The storm came on strong and then it left as quickly as it had arrived. They walked into downtown with steam rising off the sidewalks and streets. Shop owners set plants and sidewalk signs upright and at a café customers sat around tables eating toast and drinking coffee. Church bells rang from somewhere. Deep and resounding chimes that caused the child to look up into the sky. Maben switched the bag from shoulder to shoulder, both sides tired now. Curious eyes followed them. These wet and worn people. A big one and a little one. The blisters on Maben’s heels burning and bleeding. At the end of Main Street they ran into the railroad tracks and she was right. Broad Street ran with the tracks. Maben set the bag on the sidewalk and bent over with her hands on her knees and the child patted her on the back and said it’s okay Momma. Maben forced a smile at her and raised up and looked one way and then the other. No sign of Christian Ministries Family Shelter and she had forgotten the number. Only remembered Broad Street. There was nothing to do but keep walking. A police car eased up behind them and from the rolled-down window the officer asked if they needed anything and Maben said no. But then she asked about the shelter.
“Other way,” he said. “Hop in and I’ll take you down there.”
“That’s okay,” Maben said. “We’re wet.”
“Don’t matter.”
“We’re okay.”
“You sure?”
“Yeah.”
“All right,” he said and he drove to the end of the block and turned right.
They retraced their steps back three blocks to where they started and crossed the street. Several more blocks and they moved out of downtown and walked past hundred-year-old houses. Some with boards across the windows and sagging porches and some rejuvenated with paint and new roofs and flower beds. Up ahead at a depot an engine pushed a railcar into another railcar and there was the sound of clashing steel and after that Annalee walked with her eyes on the train cars and she was still watching them when her mother said this is it.

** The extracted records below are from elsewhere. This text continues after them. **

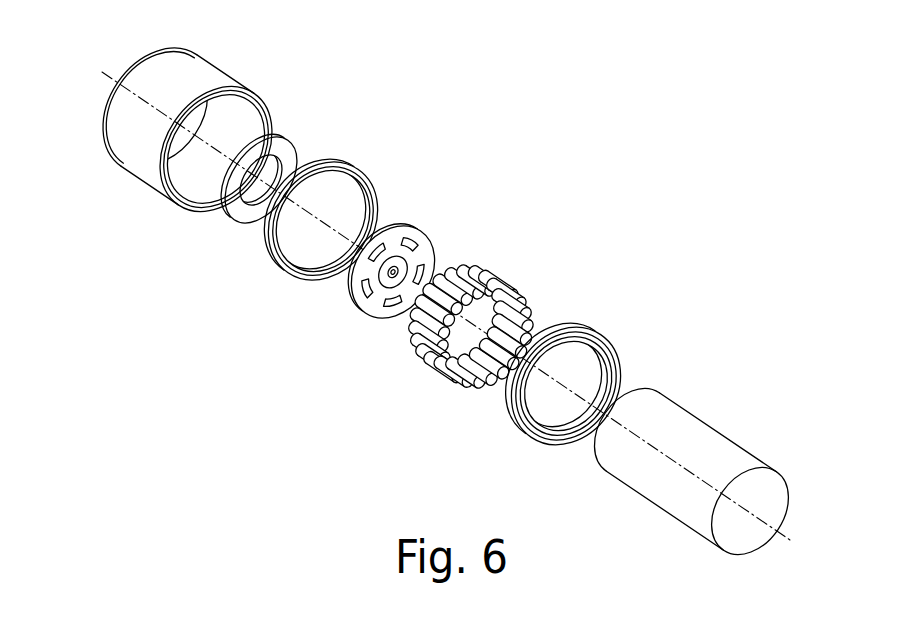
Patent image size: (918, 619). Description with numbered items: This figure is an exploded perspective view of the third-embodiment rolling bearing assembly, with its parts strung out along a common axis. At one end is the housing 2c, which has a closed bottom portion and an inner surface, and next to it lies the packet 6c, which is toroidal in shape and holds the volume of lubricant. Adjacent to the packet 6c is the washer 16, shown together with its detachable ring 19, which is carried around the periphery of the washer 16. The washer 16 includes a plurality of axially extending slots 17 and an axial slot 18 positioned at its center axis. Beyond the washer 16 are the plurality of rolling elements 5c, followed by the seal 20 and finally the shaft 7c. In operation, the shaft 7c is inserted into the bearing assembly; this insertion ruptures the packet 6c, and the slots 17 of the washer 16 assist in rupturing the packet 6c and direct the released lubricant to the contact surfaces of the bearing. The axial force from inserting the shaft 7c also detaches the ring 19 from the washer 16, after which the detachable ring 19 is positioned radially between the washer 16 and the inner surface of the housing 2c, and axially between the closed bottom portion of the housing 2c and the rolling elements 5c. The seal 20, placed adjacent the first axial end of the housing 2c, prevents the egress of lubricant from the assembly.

The housing 2c is at (130, 168).
The packet 6c is at (247, 210).
The detachable ring 19 is at (300, 273).
The washer 16 is at (427, 228).
The axially extending slots 17 is at (383, 235).
The axial slot 18 is at (391, 274).
The rolling elements 5c is at (472, 258).
The seal 20 is at (603, 327).
The shaft 7c is at (695, 447).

It looked like it might have once been a church or a schoolhouse. It was brick and rectangular and behind the front desk was a row of partitions that stretched to the back of the building and between the partitions were cots and small dressers and nightstands. The woman at the front desk wore her gray hair pinned on top of her head and she was small but sure when she looked at Maben and Annalee and asked them what they needed.
“We need a place to stay,” Maben said and she dropped the garbage bag on the floor next to the girl. The woman came from around the counter and bent down to the child and asked her if she wanted something to drink. Annalee nodded and the woman called out and a teenage girl appeared from an office to the right.

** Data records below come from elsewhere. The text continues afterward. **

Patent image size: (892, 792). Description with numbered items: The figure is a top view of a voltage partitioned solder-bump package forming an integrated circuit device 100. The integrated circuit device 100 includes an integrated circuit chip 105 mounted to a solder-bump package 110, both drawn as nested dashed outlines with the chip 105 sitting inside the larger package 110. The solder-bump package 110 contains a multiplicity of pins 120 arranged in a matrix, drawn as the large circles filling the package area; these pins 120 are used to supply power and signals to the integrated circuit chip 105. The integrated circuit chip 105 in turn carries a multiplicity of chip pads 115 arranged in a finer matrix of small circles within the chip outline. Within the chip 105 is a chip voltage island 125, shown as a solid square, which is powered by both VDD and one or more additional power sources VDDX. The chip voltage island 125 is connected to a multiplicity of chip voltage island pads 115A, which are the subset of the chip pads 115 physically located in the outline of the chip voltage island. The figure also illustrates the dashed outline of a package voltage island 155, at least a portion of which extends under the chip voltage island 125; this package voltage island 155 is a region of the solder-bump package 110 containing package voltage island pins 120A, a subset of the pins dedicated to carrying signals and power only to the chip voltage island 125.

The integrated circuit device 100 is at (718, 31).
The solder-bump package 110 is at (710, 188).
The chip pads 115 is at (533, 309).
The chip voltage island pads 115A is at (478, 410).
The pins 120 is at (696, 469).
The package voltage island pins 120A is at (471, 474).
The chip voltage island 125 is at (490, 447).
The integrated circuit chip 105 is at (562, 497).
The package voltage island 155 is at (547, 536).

“Bring us some water. Towels, too,” the woman said and the teenage girl went back into the office and returned with two bottles. The first thing both Maben and Annalee did was to press the cold bottles to their foreheads. The grayhaired woman pointed them to chairs lining the wall and the three of them sat down. Maben rubbed the towel over her head and then did the same for Annalee.

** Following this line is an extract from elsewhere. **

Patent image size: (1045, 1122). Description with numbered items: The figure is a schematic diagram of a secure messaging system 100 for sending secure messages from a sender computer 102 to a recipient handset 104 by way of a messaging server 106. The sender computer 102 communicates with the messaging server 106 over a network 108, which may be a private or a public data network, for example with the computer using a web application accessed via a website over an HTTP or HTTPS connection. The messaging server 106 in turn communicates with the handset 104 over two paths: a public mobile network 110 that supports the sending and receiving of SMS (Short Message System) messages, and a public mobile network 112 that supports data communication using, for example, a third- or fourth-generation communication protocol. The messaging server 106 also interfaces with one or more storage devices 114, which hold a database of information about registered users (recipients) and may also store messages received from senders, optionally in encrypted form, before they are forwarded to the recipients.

The woman said that her name was Brenda and then she began asking questions that Maben answered. Hardly any answers the truth. Annalee drank in silence, finishing her bottle before her mother. When Brenda seemed satisfied that the woman and child legitimately needed the place she explained that they had room but that it was only temporary. She didn’t explain what that meant. Today is Friday and we’ll start your clock. There is a small kitchen but if you mess it up you clean it up. We got the basics, so don’t go looking for a menu. No men allowed into the building at any time. If that rule gets broke you’ll be asked to leave immediately. We can put two cots in the same room so that you and the child won’t be separated. There are showers and towels and soap. Washer and dryer. I’m here all day and somebody else comes in at night and the door locks at eight o’clock and you gotta have a password to be let back in. And if you want to work there’s a café downtown that will let you wash dishes and work in the kitchen.
Then she asked what was in the bag.
“Everything,” Maben said.
The garbage bag had punctured and torn and clothes pushed out of the holes.
“Let me get you something else,” Brenda said.
“No,” she said and she pulled it toward her. “This is fine. Can you show us our spot?”